In short, President Franklin Delano Roosevelt charted a bold course in defending the nation's security in 1940, when he did all of these things.

Those who are questioning President Bush's decision to authorize such surveillance in the interest of our national security would do well to read this entire article.

There are times when a sitting president finds himself facing dire circumstances that require a course of action that might ruffle a few feathers here and there, but in the end, the decision to follow that course of action may save countless lives. Defending America from enemies that have proven they will kill us, qualifies as a dire circumstance in my book.
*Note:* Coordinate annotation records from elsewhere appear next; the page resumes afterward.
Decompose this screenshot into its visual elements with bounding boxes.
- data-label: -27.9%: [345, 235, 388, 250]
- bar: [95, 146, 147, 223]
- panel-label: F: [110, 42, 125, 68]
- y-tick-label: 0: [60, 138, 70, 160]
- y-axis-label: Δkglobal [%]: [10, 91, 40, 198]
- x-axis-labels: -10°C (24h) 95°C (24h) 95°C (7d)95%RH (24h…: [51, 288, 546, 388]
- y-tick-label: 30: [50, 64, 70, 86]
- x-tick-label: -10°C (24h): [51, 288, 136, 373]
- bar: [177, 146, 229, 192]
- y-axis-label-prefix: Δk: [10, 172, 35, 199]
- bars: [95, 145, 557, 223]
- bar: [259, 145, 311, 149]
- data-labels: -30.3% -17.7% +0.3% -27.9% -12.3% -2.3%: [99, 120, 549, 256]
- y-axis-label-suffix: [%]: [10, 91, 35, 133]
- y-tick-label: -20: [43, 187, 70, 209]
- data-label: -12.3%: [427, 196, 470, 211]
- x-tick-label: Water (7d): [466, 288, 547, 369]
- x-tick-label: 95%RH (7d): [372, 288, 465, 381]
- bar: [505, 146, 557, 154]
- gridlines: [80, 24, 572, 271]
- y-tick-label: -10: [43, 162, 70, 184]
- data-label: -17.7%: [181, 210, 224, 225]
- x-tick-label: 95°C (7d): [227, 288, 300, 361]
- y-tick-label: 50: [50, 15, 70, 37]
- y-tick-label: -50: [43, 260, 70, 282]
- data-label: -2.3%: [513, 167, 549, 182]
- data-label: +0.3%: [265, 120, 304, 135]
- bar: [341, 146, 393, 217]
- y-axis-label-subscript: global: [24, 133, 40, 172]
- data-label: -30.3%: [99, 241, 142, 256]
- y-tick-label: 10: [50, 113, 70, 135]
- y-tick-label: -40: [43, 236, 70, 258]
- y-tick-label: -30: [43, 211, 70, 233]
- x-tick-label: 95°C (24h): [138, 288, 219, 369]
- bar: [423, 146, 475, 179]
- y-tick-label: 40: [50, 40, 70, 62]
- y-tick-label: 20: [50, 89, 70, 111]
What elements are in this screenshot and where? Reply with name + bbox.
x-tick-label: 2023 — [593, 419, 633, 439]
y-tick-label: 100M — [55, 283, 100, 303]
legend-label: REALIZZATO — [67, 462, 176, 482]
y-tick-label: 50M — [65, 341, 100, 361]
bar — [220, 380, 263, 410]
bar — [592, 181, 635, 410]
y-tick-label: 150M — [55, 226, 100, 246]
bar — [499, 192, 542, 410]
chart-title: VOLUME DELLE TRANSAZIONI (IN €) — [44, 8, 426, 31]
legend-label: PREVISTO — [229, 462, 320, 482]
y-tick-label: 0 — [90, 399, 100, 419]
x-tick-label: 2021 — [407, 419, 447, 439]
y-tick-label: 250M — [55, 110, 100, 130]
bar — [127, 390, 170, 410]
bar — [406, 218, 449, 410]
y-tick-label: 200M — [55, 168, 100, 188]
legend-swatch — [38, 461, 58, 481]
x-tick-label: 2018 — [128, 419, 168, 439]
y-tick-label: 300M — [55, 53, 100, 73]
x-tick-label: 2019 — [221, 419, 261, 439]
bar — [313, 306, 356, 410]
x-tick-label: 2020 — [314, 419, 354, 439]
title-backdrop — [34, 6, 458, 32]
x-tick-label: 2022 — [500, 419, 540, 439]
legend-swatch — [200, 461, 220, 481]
Roosevelt, a Democrat, found it necessary in World War II and that "controversial" decision probably saved lives. President Bush has found it necessary now and should not have to worry about naysayers from either party who are making a political issue out of the defense of this nation.

When you get right down to it, the world is much smaller today than it was then and our oceans no longer provide a defense against, or a warning of, an approaching threat. In a sense, the decision by President Bush to authorize the warrantless surveillance, is more critical now than it was in the days of FDR. There is simply too little time to jump through hoops and beg the permission of a court to wiretap a phone with a suspected terrorist on one end of the line. In this day and age, one minute ago might still be too late.

I'm not one who would ordinarily support government haphazardly intervening in the lives of ordinary citizens, but if the goal of that intervention is to stop a terrorist before he can complete his mission, they can wiretap my phone for all I care.

I'm not excluding the Republicans who have jumped on the NSA probe bandwagon by any stretch, but it seems ironic to me that many of the so-called party of FDR will jump in front of the nearest microphone and claim the president has acted egregiously and irresponsibly by wiretapping American citizens. They conveniently leave out the part about a suspected terrorist being on the other end of the line, and if they have any knowledge of history prior to the 1960's, then they should know full well that surveillance during wartime is not a new concept- it was practically perfected by one of their very own.

That is, if they'll still claim him.